As you can see the ENERGY group measures among other things the cycles and instructions executed and will output the derived metrics CPI, Clock, Energy in Joule and Power in Watt. For us the interesting parts are the Clock and the Energy. The Energy counter can only measured per package, therefore you only see one result in the table. For the statistics table not all columns make sense, still I guess you can figure out yourself where this can be applied. All cores manage to overclock up to the 3.2 GHz as predicted by likwid-powermeter.

So I did this for various settings to get something like that:

Performance scaling of STREAM triad



You can see the higher clocked variants saturate around 3 cores while the low clocked runs need 4 cores to saturate.
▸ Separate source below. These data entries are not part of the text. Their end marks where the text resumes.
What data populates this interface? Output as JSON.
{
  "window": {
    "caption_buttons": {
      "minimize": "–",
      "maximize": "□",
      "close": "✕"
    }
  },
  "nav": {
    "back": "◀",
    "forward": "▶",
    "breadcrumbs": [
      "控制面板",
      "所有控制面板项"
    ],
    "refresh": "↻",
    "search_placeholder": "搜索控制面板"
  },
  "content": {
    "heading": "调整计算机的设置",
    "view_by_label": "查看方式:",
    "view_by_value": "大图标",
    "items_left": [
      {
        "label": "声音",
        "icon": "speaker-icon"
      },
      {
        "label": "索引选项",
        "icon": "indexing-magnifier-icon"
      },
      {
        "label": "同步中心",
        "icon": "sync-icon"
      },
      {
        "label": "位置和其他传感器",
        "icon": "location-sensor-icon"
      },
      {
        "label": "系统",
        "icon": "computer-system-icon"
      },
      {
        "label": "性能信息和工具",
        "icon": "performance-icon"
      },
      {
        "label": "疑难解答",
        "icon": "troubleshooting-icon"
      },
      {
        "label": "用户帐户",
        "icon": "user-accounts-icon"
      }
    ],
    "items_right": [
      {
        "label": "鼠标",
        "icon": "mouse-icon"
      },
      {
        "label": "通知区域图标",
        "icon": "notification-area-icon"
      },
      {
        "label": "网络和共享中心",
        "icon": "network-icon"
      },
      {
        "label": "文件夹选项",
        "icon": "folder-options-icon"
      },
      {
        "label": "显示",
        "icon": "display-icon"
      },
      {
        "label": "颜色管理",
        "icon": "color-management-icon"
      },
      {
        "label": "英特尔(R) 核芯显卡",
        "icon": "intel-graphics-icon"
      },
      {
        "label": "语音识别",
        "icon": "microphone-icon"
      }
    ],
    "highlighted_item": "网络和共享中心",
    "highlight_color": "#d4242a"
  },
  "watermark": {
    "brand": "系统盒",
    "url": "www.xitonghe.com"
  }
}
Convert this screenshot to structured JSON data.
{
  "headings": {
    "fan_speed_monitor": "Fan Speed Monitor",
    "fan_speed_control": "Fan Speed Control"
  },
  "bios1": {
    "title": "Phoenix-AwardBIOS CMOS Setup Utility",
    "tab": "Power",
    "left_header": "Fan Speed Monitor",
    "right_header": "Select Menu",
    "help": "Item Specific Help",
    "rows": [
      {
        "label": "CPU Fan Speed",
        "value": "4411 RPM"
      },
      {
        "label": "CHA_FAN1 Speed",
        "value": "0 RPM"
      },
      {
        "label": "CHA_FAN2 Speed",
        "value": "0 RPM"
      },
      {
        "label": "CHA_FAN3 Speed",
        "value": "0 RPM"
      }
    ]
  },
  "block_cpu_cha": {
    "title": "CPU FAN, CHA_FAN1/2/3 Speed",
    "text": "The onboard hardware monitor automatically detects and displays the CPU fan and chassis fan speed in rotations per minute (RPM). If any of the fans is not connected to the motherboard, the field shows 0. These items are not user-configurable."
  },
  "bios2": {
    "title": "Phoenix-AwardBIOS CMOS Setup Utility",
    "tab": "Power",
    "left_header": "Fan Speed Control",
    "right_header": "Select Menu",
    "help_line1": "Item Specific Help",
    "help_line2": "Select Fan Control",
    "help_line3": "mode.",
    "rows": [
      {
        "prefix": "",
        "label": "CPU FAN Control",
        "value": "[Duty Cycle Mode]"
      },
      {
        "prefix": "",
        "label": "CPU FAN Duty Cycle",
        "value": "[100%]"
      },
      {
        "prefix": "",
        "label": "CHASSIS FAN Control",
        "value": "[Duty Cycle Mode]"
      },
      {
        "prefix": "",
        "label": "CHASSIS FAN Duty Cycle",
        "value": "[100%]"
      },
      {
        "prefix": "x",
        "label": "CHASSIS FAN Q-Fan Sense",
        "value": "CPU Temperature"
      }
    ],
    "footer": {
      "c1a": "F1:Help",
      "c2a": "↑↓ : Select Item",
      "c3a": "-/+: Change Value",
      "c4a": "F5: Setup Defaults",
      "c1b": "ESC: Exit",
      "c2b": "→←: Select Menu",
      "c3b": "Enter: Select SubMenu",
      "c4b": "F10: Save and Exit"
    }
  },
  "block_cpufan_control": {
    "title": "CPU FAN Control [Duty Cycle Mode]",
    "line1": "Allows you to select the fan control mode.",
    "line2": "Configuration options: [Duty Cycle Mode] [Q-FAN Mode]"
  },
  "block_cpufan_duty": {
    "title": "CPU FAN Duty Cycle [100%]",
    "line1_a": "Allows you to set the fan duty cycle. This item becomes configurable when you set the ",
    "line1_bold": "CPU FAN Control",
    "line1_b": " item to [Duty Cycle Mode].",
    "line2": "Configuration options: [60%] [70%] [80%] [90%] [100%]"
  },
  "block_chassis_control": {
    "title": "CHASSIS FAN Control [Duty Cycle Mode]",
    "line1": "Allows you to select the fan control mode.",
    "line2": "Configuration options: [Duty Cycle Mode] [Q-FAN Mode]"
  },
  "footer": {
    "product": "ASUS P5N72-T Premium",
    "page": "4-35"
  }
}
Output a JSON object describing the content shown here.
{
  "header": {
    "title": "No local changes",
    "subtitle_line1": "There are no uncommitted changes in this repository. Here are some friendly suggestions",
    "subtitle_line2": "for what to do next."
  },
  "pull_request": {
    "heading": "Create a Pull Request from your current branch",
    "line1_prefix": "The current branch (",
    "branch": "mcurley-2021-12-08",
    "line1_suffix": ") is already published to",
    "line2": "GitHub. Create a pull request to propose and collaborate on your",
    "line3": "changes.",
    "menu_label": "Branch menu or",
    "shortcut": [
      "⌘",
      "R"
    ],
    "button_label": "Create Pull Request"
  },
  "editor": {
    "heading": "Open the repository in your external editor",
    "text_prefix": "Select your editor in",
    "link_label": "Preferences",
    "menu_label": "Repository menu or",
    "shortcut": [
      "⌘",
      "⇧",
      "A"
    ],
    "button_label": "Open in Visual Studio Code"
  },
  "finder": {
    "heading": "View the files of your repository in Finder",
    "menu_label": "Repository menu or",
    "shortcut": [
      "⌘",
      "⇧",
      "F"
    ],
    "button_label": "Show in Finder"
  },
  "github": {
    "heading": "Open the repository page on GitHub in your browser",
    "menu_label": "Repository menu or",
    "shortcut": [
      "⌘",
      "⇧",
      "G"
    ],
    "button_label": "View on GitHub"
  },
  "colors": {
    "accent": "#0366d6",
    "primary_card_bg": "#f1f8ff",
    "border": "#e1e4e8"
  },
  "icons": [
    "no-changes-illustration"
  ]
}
Also notable is that the bandwidth decreases with lower core frequency. If you repeat this using a variant of STREAM triad employing so called non temporal stores (triad_mem in likwid-bench) this changes to:
Performance scaling  of STREAM triad with NT stores

Now all requencies need  4 cores to saturate the bandwidth. Well what about energy to solution?
Energy to solution for STREAM triad

Energy to solution for STREAM triad with NT stores

As you can see without NT stores the lowest Energy is reached using 1.6GHz and 4 cores. With NT stores the optimum is either also 1.6GHz or 1.2 GHz with 8 cores. And it is notable that with 8 cores there is a factor of two saving in Energy to solution between running with Turbo mode against 1.2GHz fixed frequency for this  main memory limited benchmark. Of course also the performance is slightly lower with 1.2 GHz, still of course not a factor of two but around 20%.  You can figure out interesting things using likwid-bench with instrumentation turned on and likwid-perfctr.